Kurdishglobe

President Barzani calls on charities, public to aid Chamchamal flood victims

Severe floods struck Chamchamal district in Kurdistan, damaging homes and businesses and prompting a swift nationwide aid response.

President Masoud Barzani urged charitable organizations and citizens across the Kurdistan Region to provide urgent assistance to families affected by severe flooding in the Chamchamal area, highlighting solidarity and humanitarian responsibility as central Kurdish values.
When floodwater surged through Chamchamal on a cold December night, they did more than submerging homes and markets — they set in motion a nationwide response rooted in solidarity, urgency, and a shared sense of responsibility.
As reports of the damage spread on December 9, 2025, President Masoud Barzani moved quickly, calling on charitable organizations and the public to mobilize in support of families whose lives had been upended by the floods.
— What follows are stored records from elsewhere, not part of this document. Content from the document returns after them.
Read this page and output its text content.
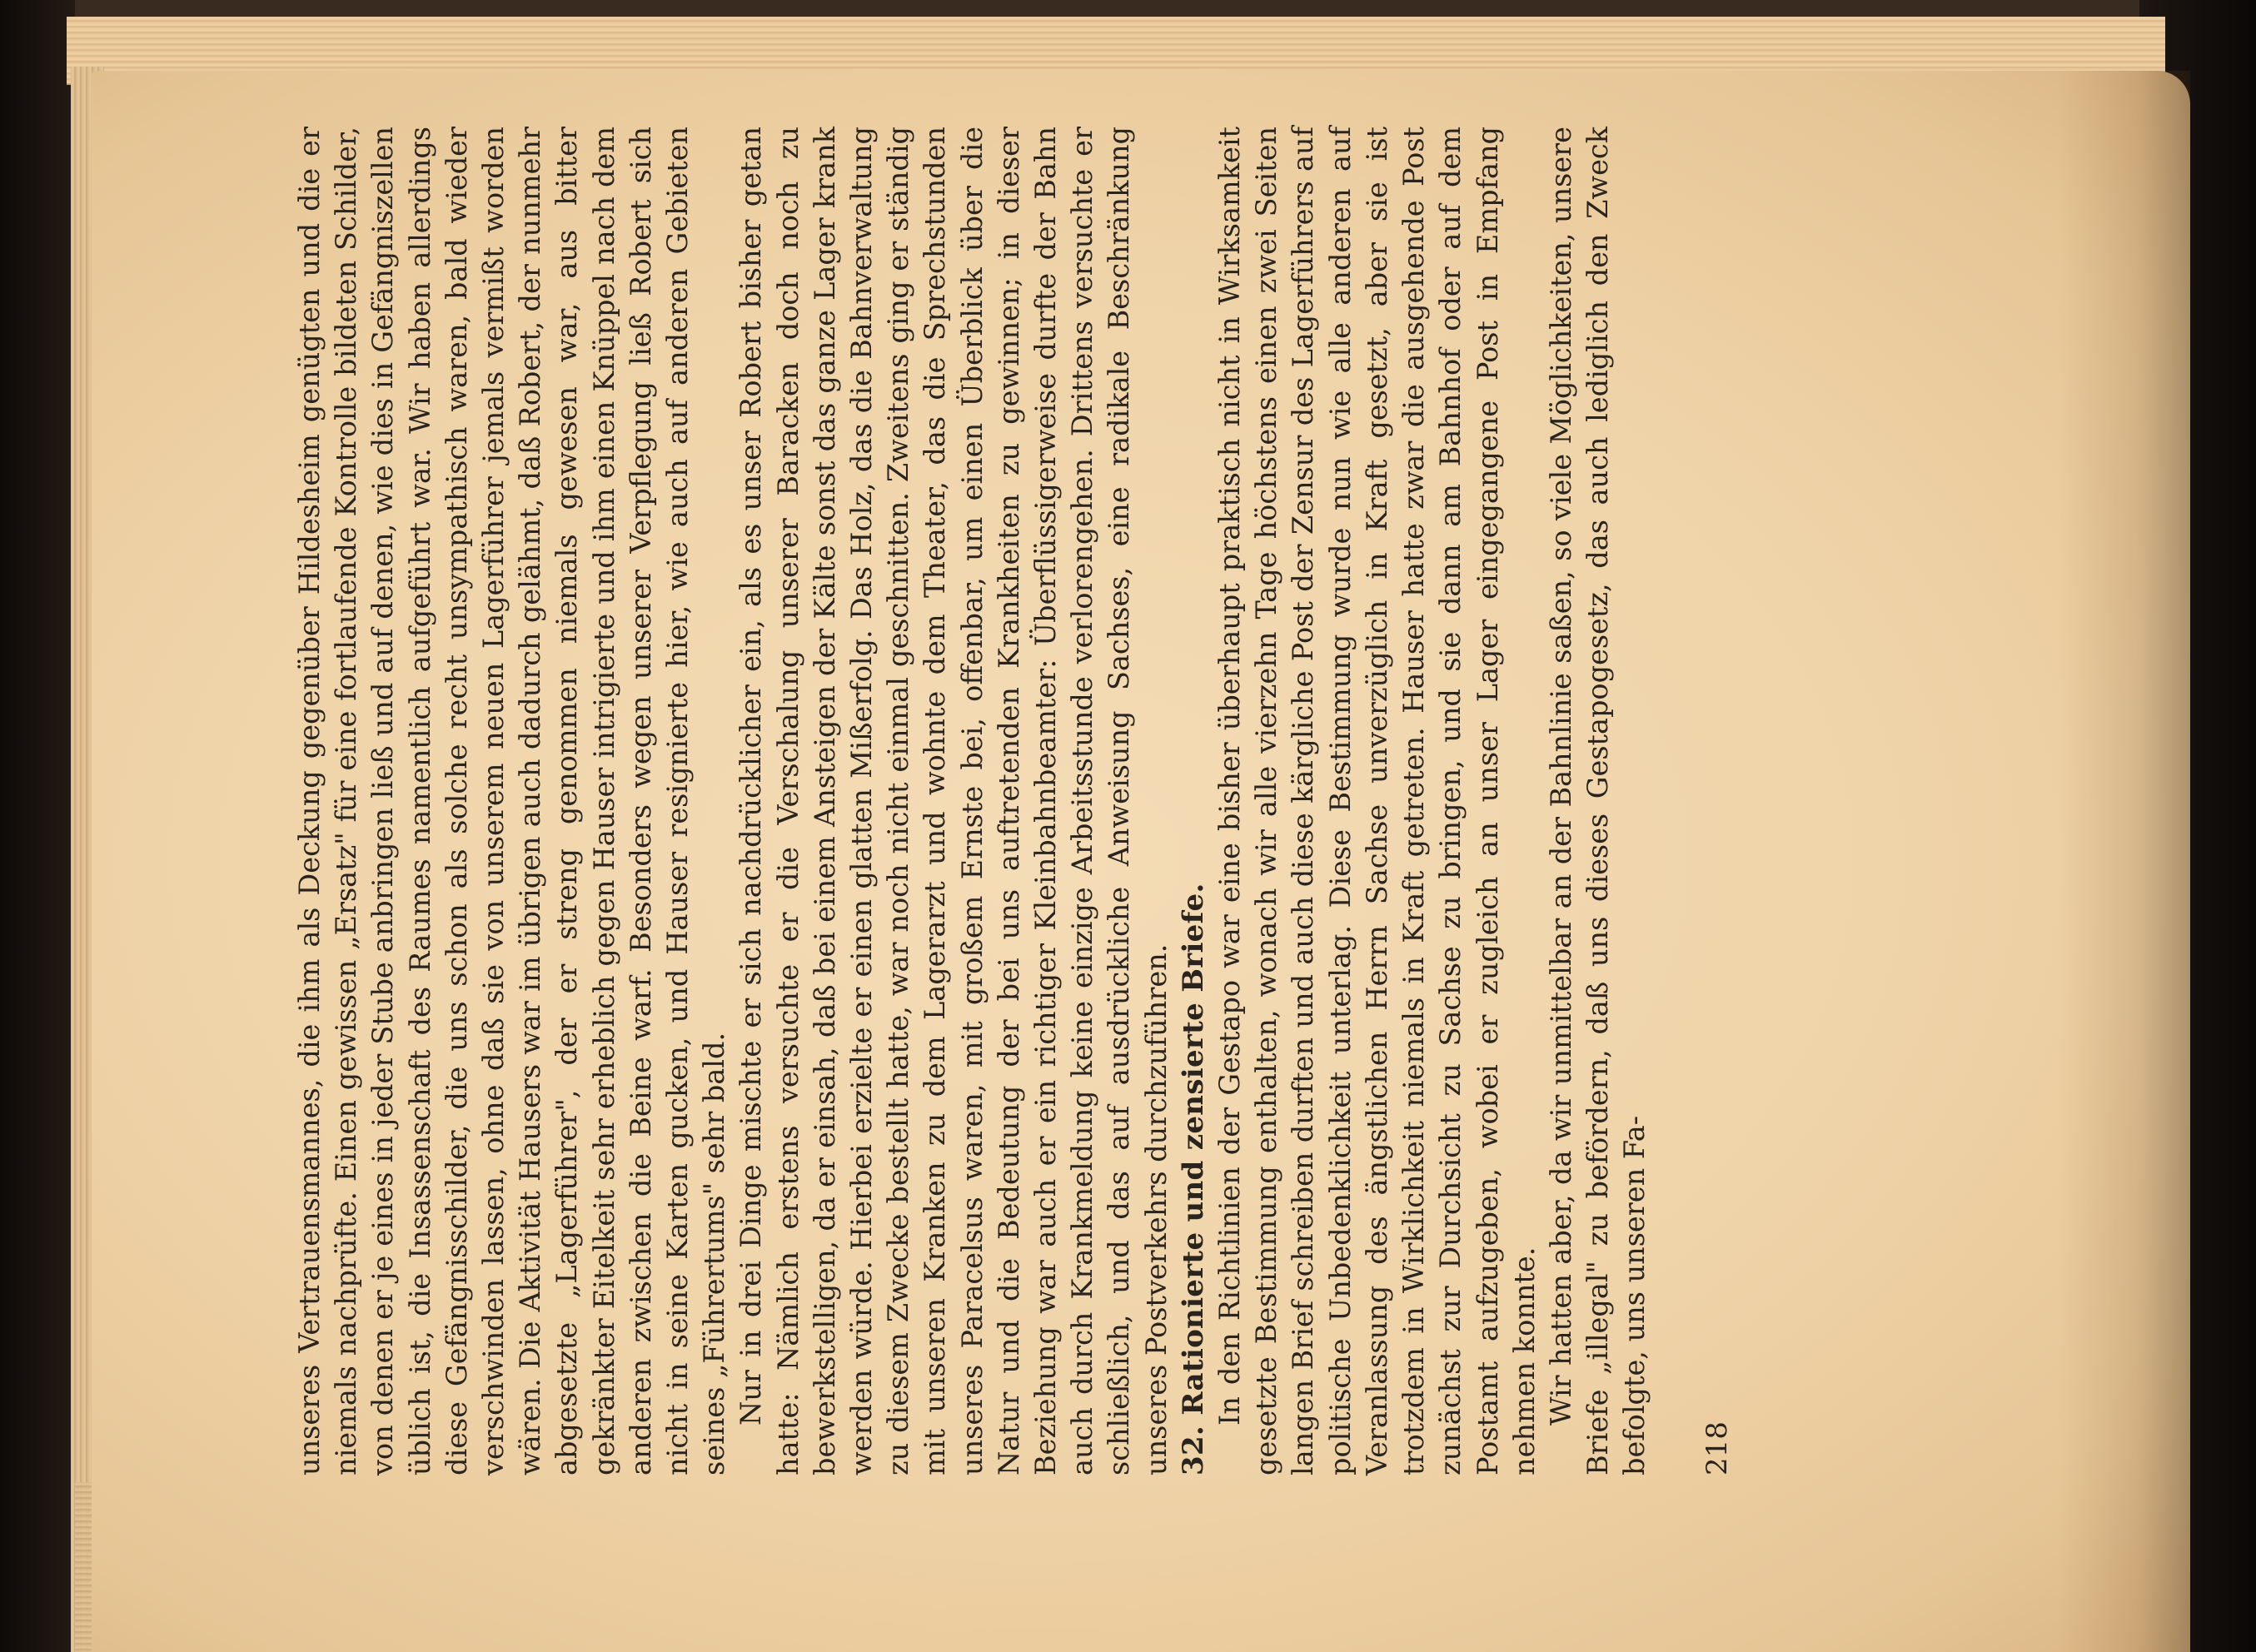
unseres Vertrauensmannes, die ihm als Deckung gegenüber Hildesheim genügten und die er niemals nachprüfte. Einen gewissen „Ersatz" für eine fortlaufende Kontrolle bildeten Schilder, von denen er je eines in jeder Stube anbringen ließ und auf denen, wie dies in Gefängniszellen üblich ist, die Insassenschaft des Raumes namentlich aufgeführt war. Wir haben allerdings diese Gefängnisschilder, die uns schon als solche recht unsympathisch waren, bald wieder verschwinden lassen, ohne daß sie von unserem neuen Lagerführer jemals vermißt worden wären. Die Aktivität Hausers war im übrigen auch dadurch gelähmt, daß Robert, der nunmehr abgesetzte „Lagerführer", der er streng genommen niemals gewesen war, aus bitter gekränkter Eitelkeit sehr erheblich gegen Hauser intrigierte und ihm einen Knüppel nach dem anderen zwischen die Beine warf. Besonders wegen unserer Verpflegung ließ Robert sich nicht in seine Karten gucken, und Hauser resignierte hier, wie auch auf anderen Gebieten seines „Führertums" sehr bald. Nur in drei Dinge mischte er sich nachdrücklicher ein, als es unser Robert bisher getan hatte: Nämlich erstens versuchte er die Verschalung unserer Baracken doch noch zu bewerkstelligen, da er einsah, daß bei einem Ansteigen der Kälte sonst das ganze Lager krank werden würde. Hierbei erzielte er einen glatten Mißerfolg. Das Holz, das die Bahnverwaltung zu diesem Zwecke bestellt hatte, war noch nicht einmal geschnitten. Zweitens ging er ständig mit unseren Kranken zu dem Lagerarzt und wohnte dem Theater, das die Sprechstunden unseres Paracelsus waren, mit großem Ernste bei, offenbar, um einen Überblick über die Natur und die Bedeutung der bei uns auftretenden Krankheiten zu gewinnen; in dieser Beziehung war auch er ein richtiger Kleinbahnbeamter: Überflüssigerweise durfte der Bahn auch durch Krankmeldung keine einzige Arbeitsstunde verlorengehen. Drittens versuchte er schließlich, und das auf ausdrückliche Anweisung Sachses, eine radikale Beschränkung unseres Postverkehrs durchzuführen. 32. Rationierte und zensierte Briefe. In den Richtlinien der Gestapo war eine bisher überhaupt praktisch nicht in Wirksamkeit gesetzte Bestimmung enthalten, wonach wir alle vierzehn Tage höchstens einen zwei Seiten langen Brief schreiben durften und auch diese kärgliche Post der Zensur des Lagerführers auf politische Unbedenklichkeit unterlag. Diese Bestimmung wurde nun wie alle anderen auf Veranlassung des ängstlichen Herrn Sachse unverzüglich in Kraft gesetzt, aber sie ist trotzdem in Wirklichkeit niemals in Kraft getreten. Hauser hatte zwar die ausgehende Post zunächst zur Durchsicht zu Sachse zu bringen, und sie dann am Bahnhof oder auf dem Postamt aufzugeben, wobei er zugleich an unser Lager eingegangene Post in Empfang nehmen konnte. Wir hatten aber, da wir unmittelbar an der Bahnlinie saßen, so viele Möglichkeiten, unsere Briefe „illegal" zu befördern, daß uns dieses Gestapogesetz, das auch lediglich den Zweck befolgte, uns unseren Fa- 218
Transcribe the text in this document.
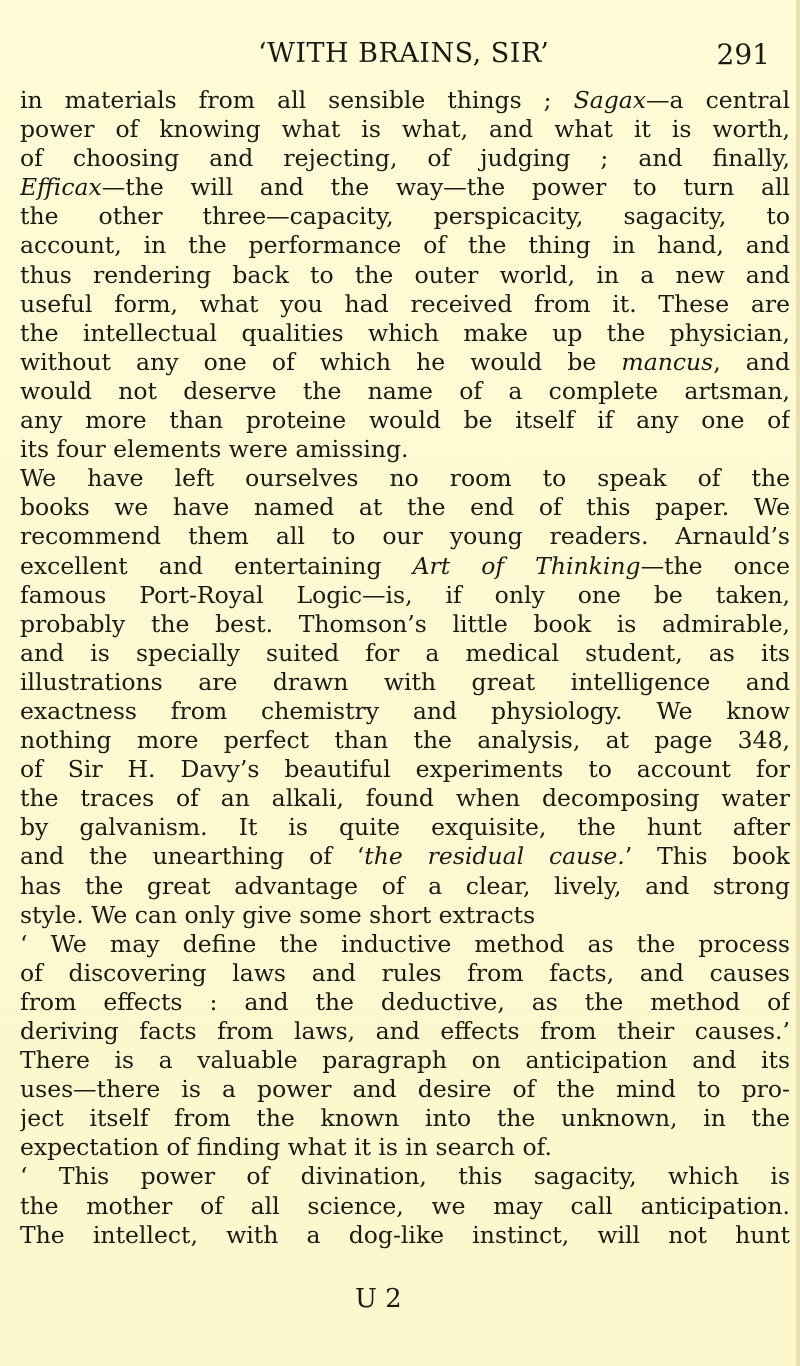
‘WITH BRAINS, SIR’	291
in materials from all sensible things ; Sagax—a central
power of knowing what is what, and what it is worth,
of choosing and rejecting, of judging ; and finally,
Efficax—the will and the way—the power to turn all
the other three—capacity, perspicacity, sagacity, to
account, in the performance of the thing in hand, and
thus rendering back to the outer world, in a new and
useful form, what you had received from it. These are
the intellectual qualities which make up the physician,
without any one of which he would be mancus, and
would not deserve the name of a complete artsman,
any more than proteine would be itself if any one of
its four elements were amissing.
We have left ourselves no room to speak of the
books we have named at the end of this paper. We
recommend them all to our young readers. Arnauld’s
excellent and entertaining Art of Thinking—the once
famous Port-Royal Logic—is, if only one be taken,
probably the best. Thomson’s little book is admirable,
and is specially suited for a medical student, as its
illustrations are drawn with great intelligence and
exactness from chemistry and physiology. We know
nothing more perfect than the analysis, at page 348,
of Sir H. Davy’s beautiful experiments to account for
the traces of an alkali, found when decomposing water
by galvanism. It is quite exquisite, the hunt after
and the unearthing of ‘the residual cause.’ This book
has the great advantage of a clear, lively, and strong
style. We can only give some short extracts
‘ We may define the inductive method as the process
of discovering laws and rules from facts, and causes
from effects : and the deductive, as the method of
deriving facts from laws, and effects from their causes.’
There is a valuable paragraph on anticipation and its
uses—there is a power and desire of the mind to pro-
ject itself from the known into the unknown, in the
expectation of finding what it is in search of.
‘ This power of divination, this sagacity, which is
the mother of all science, we may call anticipation.
The intellect, with a dog-like instinct, will not hunt
U 2
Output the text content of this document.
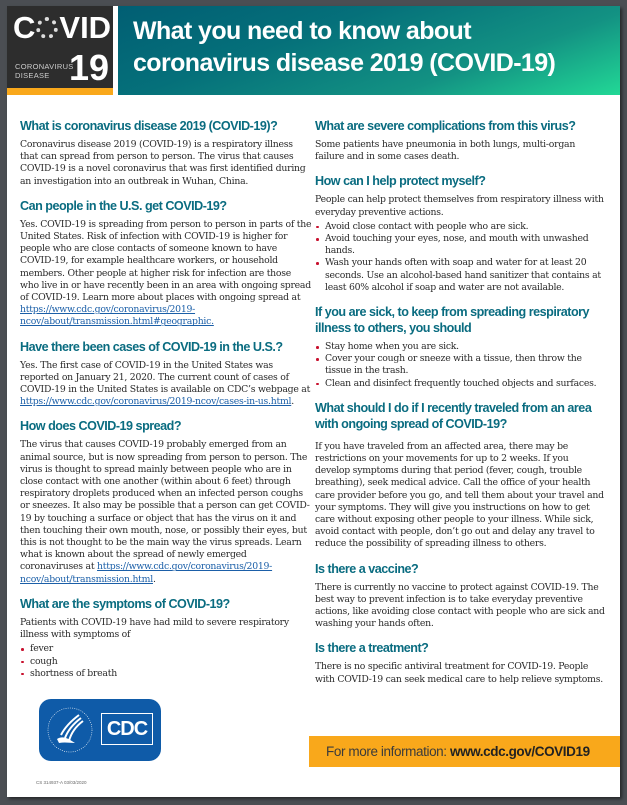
C VID
CORONAVIRUS
DISEASE 19
What you need to know about
coronavirus disease 2019 (COVID-19)
What is coronavirus disease 2019 (COVID-19)?

Coronavirus disease 2019 (COVID-19) is a respiratory illness that can spread from person to person. The virus that causes COVID-19 is a novel coronavirus that was first identified during an investigation into an outbreak in Wuhan, China.

Can people in the U.S. get COVID-19?

Yes. COVID-19 is spreading from person to person in parts of the United States. Risk of infection with COVID-19 is higher for people who are close contacts of someone known to have COVID-19, for example healthcare workers, or household members. Other people at higher risk for infection are those who live in or have recently been in an area with ongoing spread of COVID-19. Learn more about places with ongoing spread at https://www.cdc.gov/coronavirus/2019-ncov/about/transmission.html#geographic.

Have there been cases of COVID-19 in the U.S.?

Yes. The first case of COVID-19 in the United States was reported on January 21, 2020. The current count of cases of COVID-19 in the United States is available on CDC’s webpage at https://www.cdc.gov/coronavirus/2019-ncov/cases-in-us.html.

How does COVID-19 spread?

The virus that causes COVID-19 probably emerged from an animal source, but is now spreading from person to person. The virus is thought to spread mainly between people who are in close contact with one another (within about 6 feet) through respiratory droplets produced when an infected person coughs or sneezes. It also may be possible that a person can get COVID-19 by touching a surface or object that has the virus on it and then touching their own mouth, nose, or possibly their eyes, but this is not thought to be the main way the virus spreads. Learn what is known about the spread of newly emerged coronaviruses at https://www.cdc.gov/coronavirus/2019-ncov/about/transmission.html.

What are the symptoms of COVID-19?

Patients with COVID-19 have had mild to severe respiratory illness with symptoms of

fever
cough
shortness of breath
What are severe complications from this virus?

Some patients have pneumonia in both lungs, multi-organ failure and in some cases death.

How can I help protect myself?

People can help protect themselves from respiratory illness with everyday preventive actions.

Avoid close contact with people who are sick.
Avoid touching your eyes, nose, and mouth with unwashed hands.
Wash your hands often with soap and water for at least 20 seconds. Use an alcohol-based hand sanitizer that contains at least 60% alcohol if soap and water are not available.
If you are sick, to keep from spreading respiratory illness to others, you should
Stay home when you are sick.
Cover your cough or sneeze with a tissue, then throw the tissue in the trash.
Clean and disinfect frequently touched objects and surfaces.
What should I do if I recently traveled from an area with ongoing spread of COVID-19?

If you have traveled from an affected area, there may be restrictions on your movements for up to 2 weeks. If you develop symptoms during that period (fever, cough, trouble breathing), seek medical advice. Call the office of your health care provider before you go, and tell them about your travel and your symptoms. They will give you instructions on how to get care without exposing other people to your illness. While sick, avoid contact with people, don’t go out and delay any travel to reduce the possibility of spreading illness to others.

Is there a vaccine?

There is currently no vaccine to protect against COVID-19. The best way to prevent infection is to take everyday preventive actions, like avoiding close contact with people who are sick and washing your hands often.

Is there a treatment?

There is no specific antiviral treatment for COVID-19. People with COVID-19 can seek medical care to help relieve symptoms.

CDC
CS 314937-A 03/03/2020
For more information: www.cdc.gov/COVID19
His directive to the Barzani Charity Foundation to immediately deploy aid teams to Chamchamal became a catalyst for one of the most visible humanitarian responses in the region this year.
The flooding hit Chamchamal and the surrounding areas of Shorish and Takiya Kakmand with unusual force. Torrents of water swept through residential neighborhoods, destroying dozens of homes, inundating markets, and damaging small businesses that many families depend on for their livelihoods. For some residents, the water rose so fast that there was little time to salvage belongings.
Within hours of Barzani’s call, charitable organizations began coordinating with local authorities to identify the hardest-hit neighborhoods. Aid convoys followed, carrying food supplies, heating equipment, fuel, and basic shelter materials. What began as an emergency response soon grew into a broader humanitarian campaign.
Television channels launched fundraising drives, appealing directly to viewers across the Kurdistan Region. Donations poured in from Erbil, Duhok, Zakho, Akre, Halabja, and other cities, transforming public sympathy into tangible support. The funds were directed toward residents of Chamchamal, Shorish, and Takiya Kakmand, where entire families had been left with nothing after their homes were submerged.
For many volunteers, the response went beyond organized aid. Young people, shopkeepers, and local residents joined relief efforts, unloading supplies, distributing food, and helping families find temporary shelter. Charitable organizations continue to deliver household items daily, attempting to restore a sense of normalcy to homes where even basic necessities were washed away.
Yet the disaster also carried a human toll that could not be measured in damaged property alone.
Among those affected was Ahmed Hamid Atshan, an Arab engineer from Baghdad who worked at the Royal Can factory. He was swept away by floodwaters near the Bazyan–Bardaqarman area, and his fate remains unknown. Since then, teams from the Bazyan district administration, civil defense units, and around 100 volunteers from Bardaqarman have carried out repeated search operations, combing riverbeds, muddy valleys, and flooded waterways for hours at a time.
For Ahmed’s family, the search has been a painful wait marked by grief — and unexpected gratitude.
“What the people here have done for me, I will never forget as long as I live,” Ahmed’s father told The Kurdish Globe. He described how residents who had never met his son treated the search as a moral duty. “They are searching for my son as if he were their own,” he said, calling the solidarity he witnessed “rare in times of disaster.”
His words echo with a broader sentiment shared by many observers: that the response to the Chamchamal floods reflects something deeply embedded in Kurdish society. In moments of crisis, ethnic, religious, and regional distinctions recede, replaced by a collective impulse to help.
President Barzani’s call did not simply mobilize institutions; it galvanized people. From organized charities to ordinary citizens, the response demonstrated how leadership, when paired with public trust, can translate compassion into action.
As Chamchamal begins the long process of recovery, the flood remains a stark reminder of vulnerability. But for many affected families, it has also become a testament to resilience — and to a culture where standing together in times of hardship is not an exception, but an expectation.